Alle Jahre wieder kommt nicht nur der Osterhase, sondern auch die Hetze gegen abzockende, gierige und betrügerische Ärzte. Der Sachverhalt ist einfach. Krankenkassen streichen Leistungen aus ihrem Katalog und der Patient muß sie zukünftig selbst zahlen. Darüber ist der Bürger - die Beiträge steigen ja trotzdem - zu Recht sauer. Damit sich der Volkszorn nicht "nach oben" entlädt, präsentiert man dem Bürger einen Sündenbock, und da bietet sich der Arzt, der ja immer noch ein bißchen besser verdient als der Rest, natürlich an. Es war ja auch psychologisch sehr geschickt von den ach so um unsere Gesundheit besorgten Politikern und Bürokraten, daß die Ärzte die den Krankenkassen zufließende "Praxis"gebühr in bar vom Patienten verlangen mußten, ein Umstand, der wenig bekannt war, aber natürlich auch den Haß auf "den Abzocker" schürte.
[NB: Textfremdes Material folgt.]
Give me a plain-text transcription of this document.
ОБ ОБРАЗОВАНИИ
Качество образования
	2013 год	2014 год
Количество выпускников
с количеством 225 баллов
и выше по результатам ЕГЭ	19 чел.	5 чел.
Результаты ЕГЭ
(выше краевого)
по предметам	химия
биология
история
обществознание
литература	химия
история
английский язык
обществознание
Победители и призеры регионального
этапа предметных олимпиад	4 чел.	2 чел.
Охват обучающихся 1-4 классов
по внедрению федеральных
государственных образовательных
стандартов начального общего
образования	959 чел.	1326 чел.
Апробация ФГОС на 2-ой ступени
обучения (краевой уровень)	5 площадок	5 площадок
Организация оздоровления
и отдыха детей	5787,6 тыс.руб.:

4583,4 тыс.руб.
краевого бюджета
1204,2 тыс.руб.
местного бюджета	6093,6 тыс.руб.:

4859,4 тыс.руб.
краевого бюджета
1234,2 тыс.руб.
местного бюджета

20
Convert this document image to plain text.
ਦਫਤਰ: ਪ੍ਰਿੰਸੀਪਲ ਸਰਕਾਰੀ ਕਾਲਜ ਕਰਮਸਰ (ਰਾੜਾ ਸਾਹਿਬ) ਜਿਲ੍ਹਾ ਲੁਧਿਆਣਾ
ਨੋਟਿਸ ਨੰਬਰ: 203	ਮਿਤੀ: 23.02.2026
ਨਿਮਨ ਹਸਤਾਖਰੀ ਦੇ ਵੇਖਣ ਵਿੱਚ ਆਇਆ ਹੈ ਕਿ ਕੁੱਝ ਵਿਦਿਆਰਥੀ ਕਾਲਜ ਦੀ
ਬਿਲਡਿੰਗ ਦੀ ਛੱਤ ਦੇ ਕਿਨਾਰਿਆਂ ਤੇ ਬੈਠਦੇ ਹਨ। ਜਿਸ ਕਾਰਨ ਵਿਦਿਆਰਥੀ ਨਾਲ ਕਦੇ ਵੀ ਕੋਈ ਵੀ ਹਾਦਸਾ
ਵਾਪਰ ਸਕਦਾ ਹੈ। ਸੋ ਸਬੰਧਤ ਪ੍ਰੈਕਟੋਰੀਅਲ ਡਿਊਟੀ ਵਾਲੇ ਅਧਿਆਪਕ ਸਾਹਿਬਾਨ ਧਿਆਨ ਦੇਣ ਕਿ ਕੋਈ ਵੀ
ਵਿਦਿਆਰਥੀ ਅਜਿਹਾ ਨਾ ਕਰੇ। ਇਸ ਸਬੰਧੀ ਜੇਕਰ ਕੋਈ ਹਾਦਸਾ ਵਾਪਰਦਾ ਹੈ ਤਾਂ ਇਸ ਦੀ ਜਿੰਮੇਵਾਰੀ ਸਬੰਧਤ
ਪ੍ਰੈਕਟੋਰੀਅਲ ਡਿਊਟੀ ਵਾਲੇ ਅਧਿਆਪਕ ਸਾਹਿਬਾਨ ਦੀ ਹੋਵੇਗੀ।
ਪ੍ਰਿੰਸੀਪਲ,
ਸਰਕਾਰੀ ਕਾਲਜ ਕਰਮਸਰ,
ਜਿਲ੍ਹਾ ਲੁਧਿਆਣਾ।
Heute erfahren wir also vom Geschäftsführer des Medizinischen Dienstes des Kassen-Spitzenverbandes (MDS) Peter Pick, der monatlich vermutlich ein Vielfaches eines einfachen Klinikarztes oder einer Krankenschwester abgreift, daß "die Ärzte" jedes Jahr MEHR ALS EINE MILLIARDE EURO mit den sog. IGeL-Leistungen verdienen, d.h. mit Leistungen, die zwar dem Stand der Medizintechnik entsprechen, aber von der Kasse nicht bezahlt und daher auch nicht abgerechnet werden können. Oberabzocker: Orthopäden, Hautärzte, Urologen.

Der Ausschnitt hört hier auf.